判別式の理解を判別できる問題が、青チャートの例題115です。
実数x,yがx^2+y^2=2を満たすとき、2x+yの取り得る値の最大と最小を求めよ、とのことです。
チャートの解答は、まず2x+y=tとおいて、y=t-2xと変形して、方程式に代入しています。そこまでは、「tと置くのはそういうもんなのだろう、代入したくなる気持ちもわかる」と、理解が出来るはずです。
しかし問題はそのあと、代入して得られた二次方程式に判別式をかましているのです!
これ、高1の段階で一発で理解出来る人は、おそらく100人に1人くらい?相当少ないと思います。
まず、いくつか実験してみてください。t=0という値を取ることはできるのか?という実験です。
t=0のとき、2x+y=0ですからy=-2xです。これを方程式に代入するとxの値が求まります。その値は実数です。

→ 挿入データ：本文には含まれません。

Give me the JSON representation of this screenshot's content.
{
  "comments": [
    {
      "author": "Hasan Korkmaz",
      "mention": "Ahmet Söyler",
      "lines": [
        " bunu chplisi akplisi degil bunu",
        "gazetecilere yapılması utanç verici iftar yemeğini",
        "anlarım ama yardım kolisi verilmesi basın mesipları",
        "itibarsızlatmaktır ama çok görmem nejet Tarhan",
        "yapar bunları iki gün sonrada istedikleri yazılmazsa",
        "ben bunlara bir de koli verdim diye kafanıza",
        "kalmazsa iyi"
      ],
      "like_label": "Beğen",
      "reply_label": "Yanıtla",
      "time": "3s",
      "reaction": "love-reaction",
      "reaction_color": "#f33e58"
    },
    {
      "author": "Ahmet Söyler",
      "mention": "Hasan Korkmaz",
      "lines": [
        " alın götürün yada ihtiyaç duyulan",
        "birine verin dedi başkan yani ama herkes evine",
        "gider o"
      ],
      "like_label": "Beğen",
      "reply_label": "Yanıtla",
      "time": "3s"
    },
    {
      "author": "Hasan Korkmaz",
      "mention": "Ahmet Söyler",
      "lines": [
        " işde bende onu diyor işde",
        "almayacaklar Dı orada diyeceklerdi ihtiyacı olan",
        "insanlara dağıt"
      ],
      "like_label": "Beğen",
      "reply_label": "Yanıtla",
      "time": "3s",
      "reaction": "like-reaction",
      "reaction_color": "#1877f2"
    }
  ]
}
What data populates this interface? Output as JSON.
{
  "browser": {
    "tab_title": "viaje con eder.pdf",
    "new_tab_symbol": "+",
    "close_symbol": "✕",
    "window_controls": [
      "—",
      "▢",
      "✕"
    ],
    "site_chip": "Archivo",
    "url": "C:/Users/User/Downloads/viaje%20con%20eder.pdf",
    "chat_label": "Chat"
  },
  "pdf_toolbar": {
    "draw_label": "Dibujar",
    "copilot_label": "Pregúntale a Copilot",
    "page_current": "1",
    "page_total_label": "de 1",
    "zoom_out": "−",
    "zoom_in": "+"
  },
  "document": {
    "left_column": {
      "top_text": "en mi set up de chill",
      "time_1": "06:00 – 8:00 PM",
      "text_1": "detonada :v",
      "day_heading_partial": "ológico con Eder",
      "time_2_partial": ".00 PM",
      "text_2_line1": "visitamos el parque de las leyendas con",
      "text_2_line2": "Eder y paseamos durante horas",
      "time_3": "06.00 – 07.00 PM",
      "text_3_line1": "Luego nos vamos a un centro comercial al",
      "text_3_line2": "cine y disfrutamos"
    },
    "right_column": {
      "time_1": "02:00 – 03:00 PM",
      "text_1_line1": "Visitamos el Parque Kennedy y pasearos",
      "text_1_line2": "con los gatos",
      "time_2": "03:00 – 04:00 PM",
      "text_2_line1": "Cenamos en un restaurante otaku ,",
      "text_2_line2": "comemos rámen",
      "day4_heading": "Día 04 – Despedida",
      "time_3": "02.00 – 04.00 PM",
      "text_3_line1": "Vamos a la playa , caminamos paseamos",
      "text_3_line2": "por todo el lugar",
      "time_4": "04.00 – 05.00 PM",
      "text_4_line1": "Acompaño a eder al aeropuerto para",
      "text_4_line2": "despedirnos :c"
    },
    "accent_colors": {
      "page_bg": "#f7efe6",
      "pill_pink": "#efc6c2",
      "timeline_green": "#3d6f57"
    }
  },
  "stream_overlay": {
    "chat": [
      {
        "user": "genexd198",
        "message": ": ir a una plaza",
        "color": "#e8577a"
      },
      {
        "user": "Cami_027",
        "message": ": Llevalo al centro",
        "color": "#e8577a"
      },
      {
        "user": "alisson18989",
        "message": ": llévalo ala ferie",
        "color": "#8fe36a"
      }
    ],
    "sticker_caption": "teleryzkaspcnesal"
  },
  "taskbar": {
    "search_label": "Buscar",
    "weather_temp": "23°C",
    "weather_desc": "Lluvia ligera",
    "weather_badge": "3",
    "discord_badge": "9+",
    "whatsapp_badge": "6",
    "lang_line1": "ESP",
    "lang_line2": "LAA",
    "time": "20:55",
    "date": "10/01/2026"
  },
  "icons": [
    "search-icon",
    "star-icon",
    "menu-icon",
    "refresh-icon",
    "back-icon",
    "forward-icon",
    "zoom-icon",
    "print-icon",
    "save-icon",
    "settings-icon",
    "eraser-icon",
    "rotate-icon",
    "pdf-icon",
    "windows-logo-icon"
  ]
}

次の実験はt=4のときです。実は、y=-2x+4を方程式に代入すると、得られるxの値は虚数になってしまいます。だから、t=4という値はとれない、ということになります。
そう考えるとこの問題は
「tがどういう値なら、xとyは実数値になるか?」
と解釈することができて、つまり
「xとyが実数値をとる(=実数解を持つ)ようなtの範囲を求めればよい」
ということになって、判別式を使っているのです。
実は主役はtではなくて、実数x,yなのです。「私たちを実数にしてごらんなさい!」というx,yの声が聞こえてきたら、合格です。